Bei ihrem 45. Einsatz seit Jahresbeginn hatten es die Ueckermünder und Belliner Feuerwehrleute mit dem Brand auf der „Lubbe 3“ in der Ueckermünder Lagunenstadt zu tun.
Christopher Niemann Bei ihrem 45. Einsatz seit Jahresbeginn hatten es die Ueckermünder und Belliner Feuerwehrleute mit dem Brand auf der „Lubbe 3“ in der Ueckermünder Lagunenstadt zu tun.

Das war beileibe kein Start nach Maß in die neue Segelsaison! Statt einer intakten Yacht hat der Privatmann, dessen Segelboot „Lubbe 3“ in der Ueckermünder Lagunenstadt liegt, nun einen Brandschaden. Und der Mann aus Wickede, einem Ort in Nordrhein-Westfalen, muss sich erneut auf den etwa 650 Kilometer langen Weg machen, nachdem er am Wochenende schon in Vorpommern gewesen ist.
Was war da in der Ueckermünder Marina passiert? Auf der „Lubbe 3“ ist am Montagmorgen in den Morgenstunden ein Feuer ausgebrochen. Es qualmte stark. Gegen 7.50 Uhr wurde deswegen die Feuerwehr durch die Leitstelle alarmiert. 17 Feuerwehrleute aus Ueckermünde und aus Bellin fuhren zum Hafenbecken in der Lagunenstadt, um das Feuer an Bord zu löschen.

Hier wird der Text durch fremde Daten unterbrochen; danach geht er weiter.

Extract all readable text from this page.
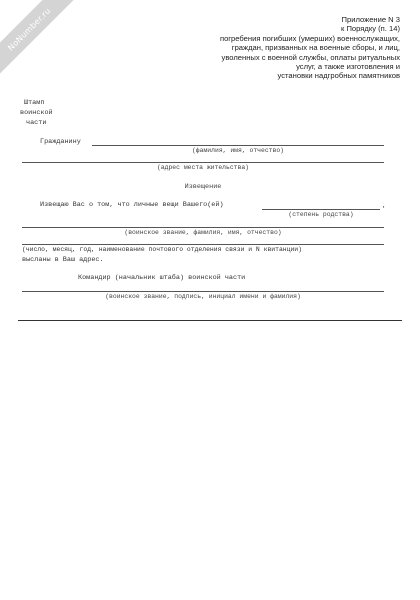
NoNumber.ru	Приложение N 3
к Порядку (п. 14)
погребения погибших (умерших) военнослужащих,
граждан, призванных на военные сборы, и лиц,
уволенных с военной службы, оплаты ритуальных
услуг, а также изготовления и
установки надгробных памятников
Штамп
воинской
части
Гражданину
(фамилия, имя, отчество)
(адрес места жительства)
Извещение
Извещаю Вас о том, что личные вещи Вашего(ей)	,
(степень родства)
(воинское звание, фамилия, имя, отчество)
(число, месяц, год, наименование почтового отделения связи и N квитанции)
высланы в Ваш адрес.
Командир (начальник штаба) воинской части
(воинское звание, подпись, инициал имени и фамилия)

Gar nicht so einfach, wie Ueckermündes Feuerwehrchef Roland Till sagte. Denn man wisse nie, was einen auf einem Boot erwartet. Zumal der Bereich unter Deck geschlossen war. Ein Öffnen der Luken kann zur Folge haben, dass Brandgase sich entzünden und explodieren. „Wir haben zunächst mit Schaum gelöscht, weil auch viele Kunststoffe gebrannt haben. Die Kameraden mussten wegen der giftigen Gase mit Atemschutz an Bord gehen“, sagte Till. Diese Feuerwehrleute sind zudem mit Rettungsleinen gesichert worden. „Es hätte ja sein können, dass Gasbehälter an Bord sind – und wenn die explodieren, dann wären die Kameraden über Bord gegangen, und mit der etwa 35 Kilo schweren Schutzausrüstung ist das Schwimmen eben nicht so einfach“, erklärt der Feuerwehrchef. Zum Glück ist nichts explodiert, die Flammen konnten gelöscht werden.

Brandstiftung schließt die Polizei aus

Dennoch ist der Sachschaden erheblich. Laut zuständiger Wasserschutzpolizei liegt
der Schaden bei etwa 40 000 Euro. Vermutungen, wonach ein Feuerteufel dort in der Lagunenstadt gezündelt hat, schließt die Polizei aber mit hoher Sicherheit aus. Nach Auskunft der Ordnungshüter habe es sich um einen technischen Defekt gehandelt, der zum Brand führte.